Longer rods are going to cast farther, while shorter rods are more powerful when it comes time for you to fight the fish and land it.

High-speed reels are going to be better suited for fast baits, while low-speed reels, like shorter rods, are going to give you more power for fighting the fish on your line.

saltwater fishing rods

Customize Your Saltwater Fishing Gear

If you know you’ll be deep-sea, pier or surf fishing, or fishing the flats or in a bay, then you can get even more customized with your gear to increase your odds of getting strikes. For a more comprehensive look at what saltwater rods, reels, tackle, bait, and tied flies you should use based on where you’re fishing and what fish you’re after, check out our articles Saltwater Fishing Basics, How-to Choose Saltwater Live Bait and How-to Saltwater Fly Fish.

How to Outfit Your Boat for Saltwater Fishing

Finally, once you have all your gear together it’s time to outfit your boat. Whether you’re fishing the flats or the deep ocean there are a few basic staples that are must-haves for any fishing excursion out on the water:

man casting platform

A Casting Platform is going to help give you better sight out over the waters, which can make a critical difference for any sight fishing angler.

An Electronics Box is essential for keeping your fish finder, GPS, radio and valuable safe and secure from direct contact with water. Choose one that is water-resistant and locks for safekeeping.

A Leaning Post is going to make your travels through choppy or rough waters easier as it provides added stability without hindering your ability to operate your boat’s controls. Combine the post with a Rigging Bracket for storage and you’ll have an all-in-one system that makes saltwater fishing that much more efficient.

Outriggers with swivel mounts and rotating clamps are going to give you the freedom you’ll need to position your rods at any angle while you’re out on the water. If you plan on trolling, these are an absolute must-have.

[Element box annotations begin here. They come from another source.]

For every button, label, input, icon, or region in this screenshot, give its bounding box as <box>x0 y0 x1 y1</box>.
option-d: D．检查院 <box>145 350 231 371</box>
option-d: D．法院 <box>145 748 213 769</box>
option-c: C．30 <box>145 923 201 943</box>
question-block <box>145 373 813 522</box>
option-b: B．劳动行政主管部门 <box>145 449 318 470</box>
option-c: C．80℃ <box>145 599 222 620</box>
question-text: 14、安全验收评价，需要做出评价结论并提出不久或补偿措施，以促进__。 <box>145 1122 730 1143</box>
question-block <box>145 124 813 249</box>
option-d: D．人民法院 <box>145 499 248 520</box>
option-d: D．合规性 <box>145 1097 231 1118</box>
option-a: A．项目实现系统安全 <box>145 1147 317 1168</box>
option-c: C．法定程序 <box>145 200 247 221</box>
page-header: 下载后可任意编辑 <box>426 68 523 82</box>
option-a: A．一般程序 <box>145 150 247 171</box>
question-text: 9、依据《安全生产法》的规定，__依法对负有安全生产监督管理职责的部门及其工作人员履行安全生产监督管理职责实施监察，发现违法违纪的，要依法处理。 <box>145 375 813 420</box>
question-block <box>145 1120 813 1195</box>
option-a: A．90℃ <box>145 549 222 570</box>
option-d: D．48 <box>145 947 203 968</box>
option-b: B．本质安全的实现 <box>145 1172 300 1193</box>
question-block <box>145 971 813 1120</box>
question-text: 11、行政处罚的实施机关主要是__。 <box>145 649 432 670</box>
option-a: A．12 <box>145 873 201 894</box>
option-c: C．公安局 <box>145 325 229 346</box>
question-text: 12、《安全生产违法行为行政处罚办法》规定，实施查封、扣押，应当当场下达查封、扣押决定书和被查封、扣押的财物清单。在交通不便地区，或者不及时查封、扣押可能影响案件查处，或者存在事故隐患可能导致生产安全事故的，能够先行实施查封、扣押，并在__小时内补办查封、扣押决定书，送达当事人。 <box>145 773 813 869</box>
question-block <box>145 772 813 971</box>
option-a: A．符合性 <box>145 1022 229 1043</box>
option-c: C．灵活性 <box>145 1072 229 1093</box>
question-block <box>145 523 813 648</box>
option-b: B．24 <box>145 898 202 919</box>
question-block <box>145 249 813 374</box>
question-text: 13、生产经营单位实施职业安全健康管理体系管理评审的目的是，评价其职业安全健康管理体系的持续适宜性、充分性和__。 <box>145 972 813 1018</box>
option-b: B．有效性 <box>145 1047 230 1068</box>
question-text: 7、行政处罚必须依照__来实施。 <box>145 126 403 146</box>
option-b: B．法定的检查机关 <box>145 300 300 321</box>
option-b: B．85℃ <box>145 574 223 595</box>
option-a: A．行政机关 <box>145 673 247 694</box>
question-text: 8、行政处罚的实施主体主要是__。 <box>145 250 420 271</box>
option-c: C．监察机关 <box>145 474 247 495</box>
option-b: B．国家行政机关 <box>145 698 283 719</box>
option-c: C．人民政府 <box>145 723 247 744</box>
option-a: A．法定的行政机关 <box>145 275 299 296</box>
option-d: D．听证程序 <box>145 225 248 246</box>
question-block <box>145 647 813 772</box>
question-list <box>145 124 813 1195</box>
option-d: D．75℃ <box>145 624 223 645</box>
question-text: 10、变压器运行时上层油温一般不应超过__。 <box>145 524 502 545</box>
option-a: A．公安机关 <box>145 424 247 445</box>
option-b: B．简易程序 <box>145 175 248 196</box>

A Folding T-Top is going to give your boat the versatility it needs for any type of fishing you plan on doing, whether you’ll be in shallow or deep waters. By outfitting your boat with a t-top that folds, you can freely go under bridges or move it out of the way to keep it from interfering with your casting; but no matter what type of fishing you’re doing, having one on your boat is essential to keep you protected from the sun.